I was so interested in signing up for the Jean Houston class but almost didn’t because of the time “conflict” between the two classes. I have gotten used to waiting. I told myself I should wait for the next class. Then I told myself I shouldn’t “settle” and miss the live Tuesday night portion. But I kept the dialogue going, I remained open. On the live Q & A call about the class, many questions I didn’t even know I had were answered. I sent in a question right at the beginning, but they didn’t answer it until the very last, “Will you be offering another class in the future since I have a schedule conflict now.” The moderator said they plan to do one next year, but nothing is set up definitely. Then Jean Houston piped right in, “These are the times, we are the people, the iron is hot, go for it!” It felt like she was speaking directly to me. Yeah but, it costs a lot. What about that? I went and spoke with Duane, and he must have been able to tell how much it meant to me, and he was wholly supportive. I signed up!
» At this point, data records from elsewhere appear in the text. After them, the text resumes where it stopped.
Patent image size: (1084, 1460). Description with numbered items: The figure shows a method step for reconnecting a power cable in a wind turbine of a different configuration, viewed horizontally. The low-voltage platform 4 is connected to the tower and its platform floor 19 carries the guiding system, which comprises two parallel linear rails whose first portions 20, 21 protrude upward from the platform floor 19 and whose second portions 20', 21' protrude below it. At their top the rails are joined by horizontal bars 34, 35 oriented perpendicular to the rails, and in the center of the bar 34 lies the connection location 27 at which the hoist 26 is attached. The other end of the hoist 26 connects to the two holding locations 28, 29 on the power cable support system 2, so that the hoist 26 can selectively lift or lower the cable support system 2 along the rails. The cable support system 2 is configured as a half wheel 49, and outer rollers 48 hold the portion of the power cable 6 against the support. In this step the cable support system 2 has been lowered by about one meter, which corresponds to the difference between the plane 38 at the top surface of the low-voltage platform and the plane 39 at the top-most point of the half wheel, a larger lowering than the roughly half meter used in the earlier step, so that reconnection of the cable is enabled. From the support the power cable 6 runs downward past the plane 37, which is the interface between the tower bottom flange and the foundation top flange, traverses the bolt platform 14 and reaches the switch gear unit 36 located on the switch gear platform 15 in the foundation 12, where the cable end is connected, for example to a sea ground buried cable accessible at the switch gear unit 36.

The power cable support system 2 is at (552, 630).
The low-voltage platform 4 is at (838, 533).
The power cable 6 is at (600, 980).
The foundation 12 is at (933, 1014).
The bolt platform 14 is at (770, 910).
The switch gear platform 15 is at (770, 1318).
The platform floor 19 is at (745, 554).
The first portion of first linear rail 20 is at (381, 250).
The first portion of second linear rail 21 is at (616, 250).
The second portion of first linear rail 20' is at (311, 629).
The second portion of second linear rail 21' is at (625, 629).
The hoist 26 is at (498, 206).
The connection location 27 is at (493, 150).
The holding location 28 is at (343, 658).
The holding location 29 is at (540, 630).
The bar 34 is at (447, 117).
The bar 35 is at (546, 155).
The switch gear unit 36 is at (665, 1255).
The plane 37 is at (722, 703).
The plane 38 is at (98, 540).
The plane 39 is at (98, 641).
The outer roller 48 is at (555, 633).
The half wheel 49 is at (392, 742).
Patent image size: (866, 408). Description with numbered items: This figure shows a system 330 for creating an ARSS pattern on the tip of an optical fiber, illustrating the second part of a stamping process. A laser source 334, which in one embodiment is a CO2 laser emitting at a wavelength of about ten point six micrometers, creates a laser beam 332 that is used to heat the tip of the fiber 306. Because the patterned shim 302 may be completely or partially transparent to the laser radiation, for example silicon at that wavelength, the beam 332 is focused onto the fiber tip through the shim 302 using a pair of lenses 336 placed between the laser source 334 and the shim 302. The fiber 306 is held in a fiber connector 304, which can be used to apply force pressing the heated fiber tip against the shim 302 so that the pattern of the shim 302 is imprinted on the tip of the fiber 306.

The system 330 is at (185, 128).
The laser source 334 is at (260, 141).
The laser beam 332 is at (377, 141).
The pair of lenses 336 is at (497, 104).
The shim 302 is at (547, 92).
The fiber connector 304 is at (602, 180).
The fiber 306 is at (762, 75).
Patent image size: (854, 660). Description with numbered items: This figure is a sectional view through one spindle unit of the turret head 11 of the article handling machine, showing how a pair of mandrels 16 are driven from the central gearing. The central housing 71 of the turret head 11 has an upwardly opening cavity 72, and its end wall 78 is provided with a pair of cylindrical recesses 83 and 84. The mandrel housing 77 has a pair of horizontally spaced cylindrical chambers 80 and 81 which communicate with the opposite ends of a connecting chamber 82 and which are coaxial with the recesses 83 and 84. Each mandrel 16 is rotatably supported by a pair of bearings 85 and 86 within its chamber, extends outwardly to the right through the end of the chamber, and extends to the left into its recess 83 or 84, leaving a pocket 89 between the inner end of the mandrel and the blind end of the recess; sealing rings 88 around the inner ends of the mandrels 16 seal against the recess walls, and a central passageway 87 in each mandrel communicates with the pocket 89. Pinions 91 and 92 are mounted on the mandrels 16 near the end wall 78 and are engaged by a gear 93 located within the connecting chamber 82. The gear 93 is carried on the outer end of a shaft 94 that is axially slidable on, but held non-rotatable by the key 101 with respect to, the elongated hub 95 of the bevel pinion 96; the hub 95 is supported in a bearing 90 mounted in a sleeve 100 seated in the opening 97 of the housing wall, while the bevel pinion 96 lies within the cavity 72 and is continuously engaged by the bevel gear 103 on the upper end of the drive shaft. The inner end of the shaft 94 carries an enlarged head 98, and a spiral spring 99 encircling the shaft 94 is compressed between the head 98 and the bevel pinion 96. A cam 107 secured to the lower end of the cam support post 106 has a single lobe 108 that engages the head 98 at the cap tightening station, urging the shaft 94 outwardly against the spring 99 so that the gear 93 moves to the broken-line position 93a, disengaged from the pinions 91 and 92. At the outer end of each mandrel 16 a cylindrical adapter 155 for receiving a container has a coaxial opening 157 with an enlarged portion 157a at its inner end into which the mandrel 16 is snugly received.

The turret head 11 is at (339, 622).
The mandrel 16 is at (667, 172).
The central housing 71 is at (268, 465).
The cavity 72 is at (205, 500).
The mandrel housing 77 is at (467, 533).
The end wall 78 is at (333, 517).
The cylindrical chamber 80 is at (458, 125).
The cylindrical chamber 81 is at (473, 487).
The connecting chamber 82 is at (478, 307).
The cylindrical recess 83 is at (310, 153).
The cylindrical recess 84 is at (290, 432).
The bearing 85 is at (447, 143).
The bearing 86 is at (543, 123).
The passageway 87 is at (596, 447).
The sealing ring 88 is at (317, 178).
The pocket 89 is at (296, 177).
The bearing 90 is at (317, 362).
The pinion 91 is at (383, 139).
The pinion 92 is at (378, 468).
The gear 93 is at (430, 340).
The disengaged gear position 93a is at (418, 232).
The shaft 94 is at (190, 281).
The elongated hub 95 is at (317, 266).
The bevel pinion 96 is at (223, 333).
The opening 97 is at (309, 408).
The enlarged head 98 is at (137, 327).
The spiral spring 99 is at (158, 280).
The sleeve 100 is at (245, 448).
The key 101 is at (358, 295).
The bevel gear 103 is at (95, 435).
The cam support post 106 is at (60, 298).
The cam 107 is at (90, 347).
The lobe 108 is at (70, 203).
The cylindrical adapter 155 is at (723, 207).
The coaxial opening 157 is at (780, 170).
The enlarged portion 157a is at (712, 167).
And it was, and is, and will be “just right.” I am so energized, enthused and also very calm, peaceful and “light.” It feels like some kind of burden has been lifted, the last vestiges of it somehow.

On October 4, a year ago, in the early morning hours, my inner guidance told me I had to seek medical attention for my heart. I listened to that guidance, I acted on it, and it has made all the difference.

Happy Birthday!

A Beautiful New Story (from God)

If the way is already clear, you do not need to wait for clarity. (According to the wisdom of Joy D, PS Entree.)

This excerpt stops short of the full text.